Здесь: предварительная схема-реконструкция пожара здания: поэтажные площади пожара, места возгораний и движения огня по этажам. Подготовлена О. Яровым на основании фотофиксации пожара и возгораний (четыре базы данных), свидетельств очевидцев, а также натурного исследования руинированного здания в мае и августе 2018 г. (фото-, видеофиксация проведена с участием правозащитников, научных экспертов, жителей здания и журналистов). Предназначена для обсуждения в ходе судебного следствия. Детальная поэтажная план-схема пожара будет выложена позднее.
Похмелье очень сильное
Потом начались суды. Началась подготовка к судам. А дело сложное. Требует, учитывая то, что там произошла сделка, которая называется самооговором. На самом деле, это не самооговор. Самооговор, он как бы юридически так звучит. По сути, это была сделка.
— Сделка кого с кем?
— Была [моя] сделка с опером, то ли замначальника, то ли начальник опергруппы, — с Сергеем Суковиковым.

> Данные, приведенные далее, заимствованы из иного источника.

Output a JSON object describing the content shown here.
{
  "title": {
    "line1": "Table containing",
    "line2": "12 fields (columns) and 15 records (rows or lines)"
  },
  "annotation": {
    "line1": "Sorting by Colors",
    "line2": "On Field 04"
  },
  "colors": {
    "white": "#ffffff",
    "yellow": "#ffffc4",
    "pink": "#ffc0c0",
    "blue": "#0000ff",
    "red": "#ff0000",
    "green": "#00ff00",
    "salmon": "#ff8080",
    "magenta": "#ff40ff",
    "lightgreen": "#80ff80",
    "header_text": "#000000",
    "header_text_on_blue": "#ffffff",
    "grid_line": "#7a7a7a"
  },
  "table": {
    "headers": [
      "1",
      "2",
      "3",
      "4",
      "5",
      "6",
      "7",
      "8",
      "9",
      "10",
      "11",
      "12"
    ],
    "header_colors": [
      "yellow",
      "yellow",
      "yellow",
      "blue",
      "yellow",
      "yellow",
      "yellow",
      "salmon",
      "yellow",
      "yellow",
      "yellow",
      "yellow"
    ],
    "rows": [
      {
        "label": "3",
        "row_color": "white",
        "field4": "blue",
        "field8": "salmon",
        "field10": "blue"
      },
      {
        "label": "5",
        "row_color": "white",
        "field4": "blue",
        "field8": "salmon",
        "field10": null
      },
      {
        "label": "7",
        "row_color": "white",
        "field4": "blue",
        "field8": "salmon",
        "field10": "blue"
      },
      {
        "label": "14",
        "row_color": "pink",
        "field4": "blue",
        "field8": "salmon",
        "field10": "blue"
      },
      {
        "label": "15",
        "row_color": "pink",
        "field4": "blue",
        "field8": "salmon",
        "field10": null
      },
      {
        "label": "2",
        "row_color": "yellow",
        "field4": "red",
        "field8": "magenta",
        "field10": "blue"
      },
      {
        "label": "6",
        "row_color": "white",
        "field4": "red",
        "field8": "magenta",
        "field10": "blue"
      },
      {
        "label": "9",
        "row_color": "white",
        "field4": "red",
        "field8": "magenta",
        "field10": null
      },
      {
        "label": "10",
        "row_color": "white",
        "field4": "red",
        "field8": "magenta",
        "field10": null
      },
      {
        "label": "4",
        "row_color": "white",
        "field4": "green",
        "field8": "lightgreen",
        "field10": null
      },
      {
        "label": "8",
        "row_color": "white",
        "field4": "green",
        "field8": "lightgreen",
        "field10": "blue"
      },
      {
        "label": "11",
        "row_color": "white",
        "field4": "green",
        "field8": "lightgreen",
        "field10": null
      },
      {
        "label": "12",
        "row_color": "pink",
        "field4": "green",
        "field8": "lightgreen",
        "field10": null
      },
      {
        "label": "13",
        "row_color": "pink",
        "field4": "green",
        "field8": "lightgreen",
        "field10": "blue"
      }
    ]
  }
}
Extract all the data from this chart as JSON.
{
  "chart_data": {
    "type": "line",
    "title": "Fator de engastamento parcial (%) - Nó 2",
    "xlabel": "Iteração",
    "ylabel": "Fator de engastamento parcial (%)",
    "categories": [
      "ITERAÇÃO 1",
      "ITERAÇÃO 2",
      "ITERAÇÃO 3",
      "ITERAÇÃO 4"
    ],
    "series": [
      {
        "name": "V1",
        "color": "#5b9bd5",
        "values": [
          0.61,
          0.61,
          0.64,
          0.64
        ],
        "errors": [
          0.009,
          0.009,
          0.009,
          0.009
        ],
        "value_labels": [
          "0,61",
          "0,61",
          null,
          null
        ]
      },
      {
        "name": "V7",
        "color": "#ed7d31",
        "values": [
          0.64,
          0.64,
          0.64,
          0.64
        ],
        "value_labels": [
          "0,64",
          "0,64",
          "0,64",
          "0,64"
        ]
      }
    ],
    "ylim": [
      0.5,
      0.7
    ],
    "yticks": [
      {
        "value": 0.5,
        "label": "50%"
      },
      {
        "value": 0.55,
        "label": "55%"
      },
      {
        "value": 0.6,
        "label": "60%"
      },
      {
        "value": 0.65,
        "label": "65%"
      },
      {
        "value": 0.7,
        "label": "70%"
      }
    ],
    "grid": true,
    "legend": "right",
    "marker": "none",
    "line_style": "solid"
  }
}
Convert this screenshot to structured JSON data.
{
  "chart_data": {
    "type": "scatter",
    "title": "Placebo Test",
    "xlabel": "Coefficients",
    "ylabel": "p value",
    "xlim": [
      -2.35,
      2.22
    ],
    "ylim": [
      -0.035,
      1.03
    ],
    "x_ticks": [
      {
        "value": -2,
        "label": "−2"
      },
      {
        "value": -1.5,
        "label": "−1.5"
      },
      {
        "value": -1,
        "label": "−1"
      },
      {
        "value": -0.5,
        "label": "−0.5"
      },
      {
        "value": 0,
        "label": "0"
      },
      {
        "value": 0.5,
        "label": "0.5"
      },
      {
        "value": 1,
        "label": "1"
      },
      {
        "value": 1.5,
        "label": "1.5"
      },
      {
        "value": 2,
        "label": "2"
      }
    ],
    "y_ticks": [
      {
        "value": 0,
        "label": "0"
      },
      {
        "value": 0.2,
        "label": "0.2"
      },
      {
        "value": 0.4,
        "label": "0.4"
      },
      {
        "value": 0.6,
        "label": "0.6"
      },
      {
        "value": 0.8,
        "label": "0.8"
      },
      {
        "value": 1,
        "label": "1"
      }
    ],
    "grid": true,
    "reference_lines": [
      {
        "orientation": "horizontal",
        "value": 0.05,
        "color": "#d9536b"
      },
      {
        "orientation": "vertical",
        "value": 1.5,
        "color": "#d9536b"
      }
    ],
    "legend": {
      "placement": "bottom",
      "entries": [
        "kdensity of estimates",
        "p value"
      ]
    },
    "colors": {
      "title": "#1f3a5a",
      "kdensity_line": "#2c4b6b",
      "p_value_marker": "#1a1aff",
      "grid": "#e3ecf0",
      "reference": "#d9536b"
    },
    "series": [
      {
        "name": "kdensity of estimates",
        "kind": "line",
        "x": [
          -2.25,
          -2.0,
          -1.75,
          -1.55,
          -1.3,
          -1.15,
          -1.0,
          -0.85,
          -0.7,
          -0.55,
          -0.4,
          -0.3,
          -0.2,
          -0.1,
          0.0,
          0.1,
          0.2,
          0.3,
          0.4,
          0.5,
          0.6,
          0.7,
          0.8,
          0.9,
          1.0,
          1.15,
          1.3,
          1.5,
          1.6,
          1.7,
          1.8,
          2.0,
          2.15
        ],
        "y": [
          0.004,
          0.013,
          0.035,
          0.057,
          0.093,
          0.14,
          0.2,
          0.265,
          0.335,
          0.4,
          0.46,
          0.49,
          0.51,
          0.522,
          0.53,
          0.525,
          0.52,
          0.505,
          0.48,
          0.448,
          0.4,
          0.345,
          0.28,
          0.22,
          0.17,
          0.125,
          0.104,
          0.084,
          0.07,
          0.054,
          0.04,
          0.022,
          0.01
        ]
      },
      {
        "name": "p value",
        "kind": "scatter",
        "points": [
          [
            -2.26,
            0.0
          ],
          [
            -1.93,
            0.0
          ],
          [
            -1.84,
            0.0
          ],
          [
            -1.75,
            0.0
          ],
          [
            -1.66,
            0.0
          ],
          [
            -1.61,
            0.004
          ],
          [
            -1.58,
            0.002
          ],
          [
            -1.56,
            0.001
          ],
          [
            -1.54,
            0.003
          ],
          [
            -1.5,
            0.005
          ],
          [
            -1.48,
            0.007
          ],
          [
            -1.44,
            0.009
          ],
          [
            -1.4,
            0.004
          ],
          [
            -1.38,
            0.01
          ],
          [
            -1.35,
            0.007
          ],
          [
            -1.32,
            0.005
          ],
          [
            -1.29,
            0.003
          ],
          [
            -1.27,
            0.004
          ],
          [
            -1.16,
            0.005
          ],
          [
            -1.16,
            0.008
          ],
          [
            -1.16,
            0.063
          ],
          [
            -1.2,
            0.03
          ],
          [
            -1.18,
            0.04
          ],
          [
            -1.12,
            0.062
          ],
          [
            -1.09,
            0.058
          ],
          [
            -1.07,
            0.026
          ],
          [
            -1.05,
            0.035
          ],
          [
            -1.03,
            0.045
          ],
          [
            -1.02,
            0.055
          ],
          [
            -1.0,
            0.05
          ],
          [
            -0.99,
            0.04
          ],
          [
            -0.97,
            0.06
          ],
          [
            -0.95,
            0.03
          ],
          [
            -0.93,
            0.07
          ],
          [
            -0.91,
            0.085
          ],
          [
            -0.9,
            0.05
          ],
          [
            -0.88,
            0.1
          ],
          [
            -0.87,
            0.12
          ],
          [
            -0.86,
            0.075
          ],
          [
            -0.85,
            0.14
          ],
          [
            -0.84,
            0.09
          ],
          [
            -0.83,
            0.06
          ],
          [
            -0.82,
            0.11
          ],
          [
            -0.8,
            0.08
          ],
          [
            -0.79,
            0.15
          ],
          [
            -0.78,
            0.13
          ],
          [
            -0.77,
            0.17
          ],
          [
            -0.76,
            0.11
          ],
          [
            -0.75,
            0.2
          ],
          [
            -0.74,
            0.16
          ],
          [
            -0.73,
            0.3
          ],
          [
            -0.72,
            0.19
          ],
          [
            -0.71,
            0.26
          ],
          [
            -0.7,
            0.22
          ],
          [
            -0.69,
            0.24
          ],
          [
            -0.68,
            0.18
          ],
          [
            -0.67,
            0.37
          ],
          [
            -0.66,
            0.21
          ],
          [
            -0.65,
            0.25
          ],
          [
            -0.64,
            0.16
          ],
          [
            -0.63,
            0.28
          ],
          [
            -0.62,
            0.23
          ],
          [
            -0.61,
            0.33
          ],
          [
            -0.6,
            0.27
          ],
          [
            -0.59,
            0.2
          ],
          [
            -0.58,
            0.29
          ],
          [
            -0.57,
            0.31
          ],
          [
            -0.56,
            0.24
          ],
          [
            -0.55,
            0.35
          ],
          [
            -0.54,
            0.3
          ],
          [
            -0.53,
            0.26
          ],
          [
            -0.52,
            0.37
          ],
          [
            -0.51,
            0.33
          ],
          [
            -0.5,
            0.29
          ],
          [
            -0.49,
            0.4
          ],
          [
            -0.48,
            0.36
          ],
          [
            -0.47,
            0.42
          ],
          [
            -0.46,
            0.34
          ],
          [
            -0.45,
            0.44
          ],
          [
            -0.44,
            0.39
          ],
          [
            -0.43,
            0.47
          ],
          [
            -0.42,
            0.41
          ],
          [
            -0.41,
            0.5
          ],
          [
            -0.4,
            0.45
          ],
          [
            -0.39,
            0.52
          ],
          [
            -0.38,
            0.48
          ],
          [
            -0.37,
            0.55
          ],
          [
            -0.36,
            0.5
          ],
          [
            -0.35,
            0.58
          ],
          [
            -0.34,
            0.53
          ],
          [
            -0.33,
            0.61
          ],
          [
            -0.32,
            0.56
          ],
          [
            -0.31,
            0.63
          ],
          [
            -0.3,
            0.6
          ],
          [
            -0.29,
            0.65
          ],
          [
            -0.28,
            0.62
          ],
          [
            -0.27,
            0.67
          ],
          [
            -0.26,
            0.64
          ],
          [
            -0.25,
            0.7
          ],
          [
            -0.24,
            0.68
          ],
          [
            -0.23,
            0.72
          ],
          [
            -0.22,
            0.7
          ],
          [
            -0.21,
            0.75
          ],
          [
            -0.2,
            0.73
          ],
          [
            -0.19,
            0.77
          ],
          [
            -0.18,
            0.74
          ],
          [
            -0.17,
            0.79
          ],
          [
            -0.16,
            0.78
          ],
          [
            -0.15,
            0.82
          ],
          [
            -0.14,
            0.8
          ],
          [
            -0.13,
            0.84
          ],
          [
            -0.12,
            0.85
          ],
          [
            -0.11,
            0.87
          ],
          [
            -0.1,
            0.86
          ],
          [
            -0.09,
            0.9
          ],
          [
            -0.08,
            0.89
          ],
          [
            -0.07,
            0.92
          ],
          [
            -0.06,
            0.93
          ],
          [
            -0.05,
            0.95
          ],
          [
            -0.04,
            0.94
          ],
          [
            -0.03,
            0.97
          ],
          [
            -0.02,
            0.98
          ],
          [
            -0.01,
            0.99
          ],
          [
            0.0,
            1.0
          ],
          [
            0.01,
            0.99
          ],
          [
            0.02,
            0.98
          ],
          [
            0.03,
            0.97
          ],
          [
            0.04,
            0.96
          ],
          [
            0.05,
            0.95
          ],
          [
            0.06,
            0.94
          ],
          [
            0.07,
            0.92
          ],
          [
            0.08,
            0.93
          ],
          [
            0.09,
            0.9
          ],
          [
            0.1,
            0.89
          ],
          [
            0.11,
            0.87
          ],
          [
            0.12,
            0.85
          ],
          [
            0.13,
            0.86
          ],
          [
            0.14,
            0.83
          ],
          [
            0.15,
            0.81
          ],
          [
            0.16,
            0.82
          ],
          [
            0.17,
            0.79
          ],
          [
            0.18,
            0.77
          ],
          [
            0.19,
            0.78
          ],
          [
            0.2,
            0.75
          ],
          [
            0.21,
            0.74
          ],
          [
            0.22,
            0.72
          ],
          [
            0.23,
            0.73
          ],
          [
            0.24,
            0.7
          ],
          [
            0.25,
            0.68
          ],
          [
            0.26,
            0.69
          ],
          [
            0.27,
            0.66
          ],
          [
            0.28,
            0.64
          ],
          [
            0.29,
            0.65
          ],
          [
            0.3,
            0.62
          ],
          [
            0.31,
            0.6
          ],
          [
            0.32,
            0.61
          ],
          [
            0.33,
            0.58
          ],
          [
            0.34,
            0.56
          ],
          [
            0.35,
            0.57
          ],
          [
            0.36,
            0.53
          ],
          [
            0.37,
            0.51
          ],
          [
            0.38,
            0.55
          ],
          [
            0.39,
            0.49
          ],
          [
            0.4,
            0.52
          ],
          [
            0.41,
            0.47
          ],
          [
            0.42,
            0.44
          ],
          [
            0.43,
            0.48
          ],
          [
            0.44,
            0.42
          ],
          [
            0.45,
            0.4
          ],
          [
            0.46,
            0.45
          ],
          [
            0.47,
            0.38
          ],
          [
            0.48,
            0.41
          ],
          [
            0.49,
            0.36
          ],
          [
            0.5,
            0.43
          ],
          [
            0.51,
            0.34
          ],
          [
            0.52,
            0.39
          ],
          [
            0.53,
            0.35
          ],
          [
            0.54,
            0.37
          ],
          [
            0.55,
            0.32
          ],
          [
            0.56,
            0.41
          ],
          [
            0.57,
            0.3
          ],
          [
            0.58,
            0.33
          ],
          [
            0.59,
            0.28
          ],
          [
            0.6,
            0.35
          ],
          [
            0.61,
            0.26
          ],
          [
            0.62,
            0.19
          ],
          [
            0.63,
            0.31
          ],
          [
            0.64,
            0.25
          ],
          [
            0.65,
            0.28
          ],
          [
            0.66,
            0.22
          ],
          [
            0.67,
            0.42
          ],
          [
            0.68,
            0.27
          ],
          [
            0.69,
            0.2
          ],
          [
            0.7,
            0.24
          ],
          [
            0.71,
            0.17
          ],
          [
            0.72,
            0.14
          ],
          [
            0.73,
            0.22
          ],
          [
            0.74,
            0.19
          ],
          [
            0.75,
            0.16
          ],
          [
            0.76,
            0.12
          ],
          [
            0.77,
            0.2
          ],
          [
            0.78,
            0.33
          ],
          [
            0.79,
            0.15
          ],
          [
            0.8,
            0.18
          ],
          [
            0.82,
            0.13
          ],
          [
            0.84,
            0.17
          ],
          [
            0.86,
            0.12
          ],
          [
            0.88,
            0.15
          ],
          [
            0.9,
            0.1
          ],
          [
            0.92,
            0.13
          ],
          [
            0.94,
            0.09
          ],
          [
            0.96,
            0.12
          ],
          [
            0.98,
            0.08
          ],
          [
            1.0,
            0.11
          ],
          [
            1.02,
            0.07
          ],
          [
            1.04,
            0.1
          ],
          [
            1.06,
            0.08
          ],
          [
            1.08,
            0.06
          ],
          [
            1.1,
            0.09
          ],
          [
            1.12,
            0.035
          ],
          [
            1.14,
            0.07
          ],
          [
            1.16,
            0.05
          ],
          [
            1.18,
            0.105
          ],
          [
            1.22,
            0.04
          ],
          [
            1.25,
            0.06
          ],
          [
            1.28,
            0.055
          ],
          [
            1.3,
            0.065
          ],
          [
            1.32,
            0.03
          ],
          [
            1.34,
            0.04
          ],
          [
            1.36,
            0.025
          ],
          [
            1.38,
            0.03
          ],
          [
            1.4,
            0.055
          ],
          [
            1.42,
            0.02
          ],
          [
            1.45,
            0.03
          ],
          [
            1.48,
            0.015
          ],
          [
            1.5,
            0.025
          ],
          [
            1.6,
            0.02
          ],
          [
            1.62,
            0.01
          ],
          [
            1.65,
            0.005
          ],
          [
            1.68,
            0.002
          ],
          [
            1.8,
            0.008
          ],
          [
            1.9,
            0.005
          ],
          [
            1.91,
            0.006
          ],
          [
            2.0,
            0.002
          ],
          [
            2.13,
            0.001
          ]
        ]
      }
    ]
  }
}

— Как это сделка? Вы договорились о чем-то?
— Он мне предложил выбор. Когда я сидел 2 мая — сами понимаете: сперва пожар. Потом они меня привезли [сюда], у меня похмелье очень сильное, они меня бросили туда [в КПЗ], там я вообще замерз, ночь пролежал, и утром они меня достают оттуда, садят на стул, начинают допрос. В таком состоянии в принципе человека не допрашивают. Подавленный человек. С похмелья. Подавленный человек, у которого сутки назад произошла трагедия — сгорел его дом, не только его дом, а еще квартиры соседей погорели, да вообще полдома сгорело. Вот они даже не дали мне передохнуть. Я сидел там у него [Суковикова] на стуле. Он допрашивал, говорил: вот-вот. Я: не мог такого сделать, да вы что? Вы сами подумайте, говорю, как я мог поджечь собственный дом?! Вещи Елисея [сына]. Там у меня тираж [авторской] книги был огромный, 3,5–4 тысячи книг под кроватью было. Это приличные деньги, там около 250 тысяч (руб.) прибыли было. Причем книжки очень успешные, продавались.
<...>
— Я сначала называл это самооговором, поскольку я почитал в Уголовном кодексе, есть такое понятие самооговор. И там есть даже некоторые комментарии по поводу этого. Они говорят о том, что нужно внимательно относиться к самооговорам и разбирать их, в общем-то, искать причины самооговора. Там, в Комментариях к Уголовному кодексу, указано, какие бывают причины для самооговора. Это в первую очередь названо, конечно, давление или нежелание подставлять своих родственников, близких. Вот. Но в том числе указано давление на человека.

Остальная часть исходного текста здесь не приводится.